Muscheln, Münzen, Minuten
Dass Enzyklopädien durch das Internet abgelöst werden können, kann man sich ohne Probleme vorstellen. Dass das Schreiben von Briefen durch das Internet zur Seltenheit wird, auch. Aber eine Welt ohne Geld?
Zeit als Währung.
“Zeit ist Geld” sagt der Volksmund und das ist auch das Grundprinzip des Time Banking – ein System des gegenseitigen Austauschs von Dienstleistungen auf Basis der Währung Zeit. Oder anders gesagt, ein alternatives Wirtschaftssystem ohne Geld, das auf den Werten Teilen, Helfen und Zusammenarbeiten basiert.

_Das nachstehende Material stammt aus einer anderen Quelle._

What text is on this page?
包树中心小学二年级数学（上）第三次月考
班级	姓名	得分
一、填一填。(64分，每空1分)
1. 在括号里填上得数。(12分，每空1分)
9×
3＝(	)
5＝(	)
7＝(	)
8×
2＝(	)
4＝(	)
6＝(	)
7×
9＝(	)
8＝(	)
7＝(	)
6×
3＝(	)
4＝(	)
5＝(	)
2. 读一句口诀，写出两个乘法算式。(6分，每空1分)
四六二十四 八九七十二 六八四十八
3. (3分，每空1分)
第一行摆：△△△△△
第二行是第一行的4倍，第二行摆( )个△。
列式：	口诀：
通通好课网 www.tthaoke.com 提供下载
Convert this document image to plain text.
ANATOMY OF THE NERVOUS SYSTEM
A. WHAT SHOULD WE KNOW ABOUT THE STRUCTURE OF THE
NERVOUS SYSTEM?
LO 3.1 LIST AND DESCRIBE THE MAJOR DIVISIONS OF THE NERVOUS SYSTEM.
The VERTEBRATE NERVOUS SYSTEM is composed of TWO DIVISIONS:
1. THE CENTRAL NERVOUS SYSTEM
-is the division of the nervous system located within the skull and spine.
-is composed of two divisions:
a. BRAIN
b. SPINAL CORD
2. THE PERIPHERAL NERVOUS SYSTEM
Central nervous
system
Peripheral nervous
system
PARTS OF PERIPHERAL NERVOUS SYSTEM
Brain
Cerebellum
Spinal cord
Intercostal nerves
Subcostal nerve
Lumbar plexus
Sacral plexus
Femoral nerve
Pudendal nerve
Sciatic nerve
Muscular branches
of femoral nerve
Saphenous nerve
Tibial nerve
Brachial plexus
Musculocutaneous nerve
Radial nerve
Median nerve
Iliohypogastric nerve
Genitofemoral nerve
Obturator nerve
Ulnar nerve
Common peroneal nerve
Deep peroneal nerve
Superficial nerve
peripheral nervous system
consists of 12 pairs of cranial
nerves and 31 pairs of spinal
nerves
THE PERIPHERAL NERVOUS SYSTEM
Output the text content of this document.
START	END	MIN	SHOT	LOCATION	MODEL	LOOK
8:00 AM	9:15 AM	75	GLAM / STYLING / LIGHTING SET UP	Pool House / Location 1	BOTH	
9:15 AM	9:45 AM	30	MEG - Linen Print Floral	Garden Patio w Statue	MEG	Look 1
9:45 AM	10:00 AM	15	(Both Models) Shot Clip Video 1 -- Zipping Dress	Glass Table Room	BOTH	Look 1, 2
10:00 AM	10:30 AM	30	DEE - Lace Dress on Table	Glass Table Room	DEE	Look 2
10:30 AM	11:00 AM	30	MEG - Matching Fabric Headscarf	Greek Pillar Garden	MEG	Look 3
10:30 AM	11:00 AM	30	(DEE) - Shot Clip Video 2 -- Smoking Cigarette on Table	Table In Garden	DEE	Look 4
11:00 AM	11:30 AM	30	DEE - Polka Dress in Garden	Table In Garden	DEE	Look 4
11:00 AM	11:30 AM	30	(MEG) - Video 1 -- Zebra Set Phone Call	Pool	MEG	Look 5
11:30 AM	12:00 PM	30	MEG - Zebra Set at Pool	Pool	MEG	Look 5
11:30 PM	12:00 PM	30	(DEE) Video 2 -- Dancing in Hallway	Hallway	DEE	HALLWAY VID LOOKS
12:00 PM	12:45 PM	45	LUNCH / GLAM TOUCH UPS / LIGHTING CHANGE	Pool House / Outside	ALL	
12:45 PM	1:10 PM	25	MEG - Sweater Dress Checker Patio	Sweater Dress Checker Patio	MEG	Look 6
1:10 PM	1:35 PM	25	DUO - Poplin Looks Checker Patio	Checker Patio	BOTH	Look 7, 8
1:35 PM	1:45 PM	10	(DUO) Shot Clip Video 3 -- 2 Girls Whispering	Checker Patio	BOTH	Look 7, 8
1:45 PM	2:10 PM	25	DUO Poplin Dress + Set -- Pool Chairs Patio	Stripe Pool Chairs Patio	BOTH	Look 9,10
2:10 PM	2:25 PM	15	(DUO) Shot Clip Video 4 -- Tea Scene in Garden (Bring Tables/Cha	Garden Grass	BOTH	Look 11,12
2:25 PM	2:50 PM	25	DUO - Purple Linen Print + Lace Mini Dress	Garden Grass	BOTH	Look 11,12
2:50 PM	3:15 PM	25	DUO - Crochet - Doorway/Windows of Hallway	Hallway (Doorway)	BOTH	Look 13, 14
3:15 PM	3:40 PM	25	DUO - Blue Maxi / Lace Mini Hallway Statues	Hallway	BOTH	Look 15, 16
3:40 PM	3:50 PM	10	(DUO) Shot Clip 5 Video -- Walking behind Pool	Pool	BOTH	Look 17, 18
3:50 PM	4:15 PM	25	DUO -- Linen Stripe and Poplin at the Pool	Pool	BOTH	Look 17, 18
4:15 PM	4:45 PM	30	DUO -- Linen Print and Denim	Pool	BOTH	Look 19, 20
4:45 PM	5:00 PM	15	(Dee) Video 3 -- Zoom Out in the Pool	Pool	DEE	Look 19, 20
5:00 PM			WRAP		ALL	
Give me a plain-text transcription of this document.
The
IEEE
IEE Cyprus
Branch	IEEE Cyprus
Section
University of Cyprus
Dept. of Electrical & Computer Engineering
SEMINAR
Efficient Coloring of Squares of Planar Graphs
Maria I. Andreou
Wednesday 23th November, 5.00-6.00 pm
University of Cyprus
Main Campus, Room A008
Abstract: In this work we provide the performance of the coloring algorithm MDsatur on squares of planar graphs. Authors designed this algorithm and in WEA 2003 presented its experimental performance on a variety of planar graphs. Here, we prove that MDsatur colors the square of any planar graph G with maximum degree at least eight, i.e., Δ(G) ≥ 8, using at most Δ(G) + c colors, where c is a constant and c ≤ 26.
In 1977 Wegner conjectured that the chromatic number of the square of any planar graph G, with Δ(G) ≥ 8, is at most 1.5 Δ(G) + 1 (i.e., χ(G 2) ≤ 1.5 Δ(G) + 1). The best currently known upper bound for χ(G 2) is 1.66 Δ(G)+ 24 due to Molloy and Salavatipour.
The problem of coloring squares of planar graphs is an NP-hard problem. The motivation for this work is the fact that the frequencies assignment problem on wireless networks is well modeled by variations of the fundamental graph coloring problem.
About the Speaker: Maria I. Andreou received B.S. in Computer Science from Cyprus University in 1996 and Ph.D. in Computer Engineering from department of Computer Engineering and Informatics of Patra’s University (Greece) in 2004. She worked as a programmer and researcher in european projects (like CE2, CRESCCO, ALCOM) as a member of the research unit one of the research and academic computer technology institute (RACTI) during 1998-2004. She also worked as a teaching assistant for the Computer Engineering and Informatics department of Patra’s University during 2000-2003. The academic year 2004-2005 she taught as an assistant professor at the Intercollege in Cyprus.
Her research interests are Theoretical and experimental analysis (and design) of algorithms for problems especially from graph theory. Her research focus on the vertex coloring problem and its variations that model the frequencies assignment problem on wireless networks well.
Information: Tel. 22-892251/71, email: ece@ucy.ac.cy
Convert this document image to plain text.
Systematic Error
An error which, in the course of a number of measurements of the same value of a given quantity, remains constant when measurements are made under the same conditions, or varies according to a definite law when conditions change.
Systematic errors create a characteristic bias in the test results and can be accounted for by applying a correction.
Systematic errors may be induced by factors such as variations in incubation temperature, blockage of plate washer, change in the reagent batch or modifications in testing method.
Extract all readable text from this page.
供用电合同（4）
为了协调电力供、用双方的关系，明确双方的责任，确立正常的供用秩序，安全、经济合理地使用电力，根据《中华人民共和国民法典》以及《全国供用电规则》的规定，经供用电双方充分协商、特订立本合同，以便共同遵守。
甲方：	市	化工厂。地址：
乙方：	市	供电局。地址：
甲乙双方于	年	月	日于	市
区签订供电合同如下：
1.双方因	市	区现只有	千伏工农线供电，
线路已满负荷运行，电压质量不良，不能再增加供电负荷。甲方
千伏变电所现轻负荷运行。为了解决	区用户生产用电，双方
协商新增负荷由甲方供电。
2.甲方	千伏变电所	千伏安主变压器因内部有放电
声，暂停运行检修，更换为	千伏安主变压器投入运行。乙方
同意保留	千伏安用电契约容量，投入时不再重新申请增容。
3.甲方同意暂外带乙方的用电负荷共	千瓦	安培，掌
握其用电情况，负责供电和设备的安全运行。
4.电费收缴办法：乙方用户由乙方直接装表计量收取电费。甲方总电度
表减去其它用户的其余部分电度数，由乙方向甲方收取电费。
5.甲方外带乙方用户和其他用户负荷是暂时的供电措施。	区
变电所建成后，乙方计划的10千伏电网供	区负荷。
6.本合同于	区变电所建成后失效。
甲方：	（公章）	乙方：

Auch wenn das Internet Time Banking wesentlich vereinfacht und ganz neue Reichweite dafür geschaffen hat, ist die Idee, Zeit als Währung einzusetzen, schon wesentlich älter. Bereits kurz nach der Industriellen Revolution Anfang des 19. Jahrhunderts wurden parallel in den USA und in Großbritannien erste Ansätze dazu entwickelt. Als Urvater der Idee kann man zum einen den amerikanischen Anarchisten Josiah Warren, der 1827 den “Cincinnati Time Store” ins Leben gerufen hat, bezeichnen, aber auch den britischen Industriellen und Philanthropen Robert Owen, der als früher Verfechter der Theorie die utopistische Gemeinschaft “New Harmony” gegründet hat. Brauchte man damals noch eigens gedruckte Banknoten und Getreide-Rationen als Vergleichswert für das “Zeit-Geld”, so funktioniert Time Banking heute durch diverse aufstrebende Online-Plattformen komplett virtuell und immer öfter sogar standortunabhängig.
Der digitale Trend.
Aus dem System der organisierten Nachbarschaftshilfe hat sich über das Web eine Bewegung entwickelt, die immer stärker zum Trend avanciert: Auf einem virtuellen Konto sammelt man Stunden durch das Erbringen von Leistungen wie Babysitting, Nachhilfe, Grafikdesign, Übersetzungsarbeiten, Waschmaschinen reparieren etc. Diese Stunden können gleichwertig für andere in der Community angebotenen Leistungen eingelöst werden. Dabei gibt es keinen Unterschied in der Wertbemessung zwischen den einzelnen Leistungen: Eine Stunde ist eine Stunde, egal ob man sie sich durch das Ausführen von Hunden oder durch einen Spanisch-Kurs verdient hat. Gelungene Beispiele für solche Online-Communities sind “Zumbara” in der Türkei, die Time Bank von “e-flux” oder “justXchange”, aber beispielsweise auch der Erfolg der Beherbergungsplattform Couchsurfing basiert auf diesem Prinzip des gegenseitigen geldlosen Austausches von Leistungen. Diese Beispiele zeigen, dass Demokratisierung und Kooperation, als Symptome des Phänomens Web 2.0, nicht nur abgekapselt in der rein virtuellen Welt passieren, sondern auch ein Bindeglied zwischen dem virtuellen Raum und der realen Welt bilden können: Die Vernetzung passiert zwar online – der Austausch der Leistungen kann sowohl virtuell als auch von Angesicht zu Angesicht stattfinden.
Occupy Volkswirtschaft.
Bisher bestimmte die globale Marktwirtschaft, was Arbeit ist, wer Arbeiten darf und wie viel Arbeit wert ist. Time Banking schafft es, im Rahmen eines volkswirtschaftlichen Mikro-Kosmos diese gesetzten Regularien und Grenzen aufzuweichen und sogar aufzuheben. Beim Time Banking kann jeder seine Leistungen anbieten. Was alles als Leistung angeboten werden kann, bleibt den Mitgliedern selbst überlassen und die Vergütung erfolgt gleichberechtigt.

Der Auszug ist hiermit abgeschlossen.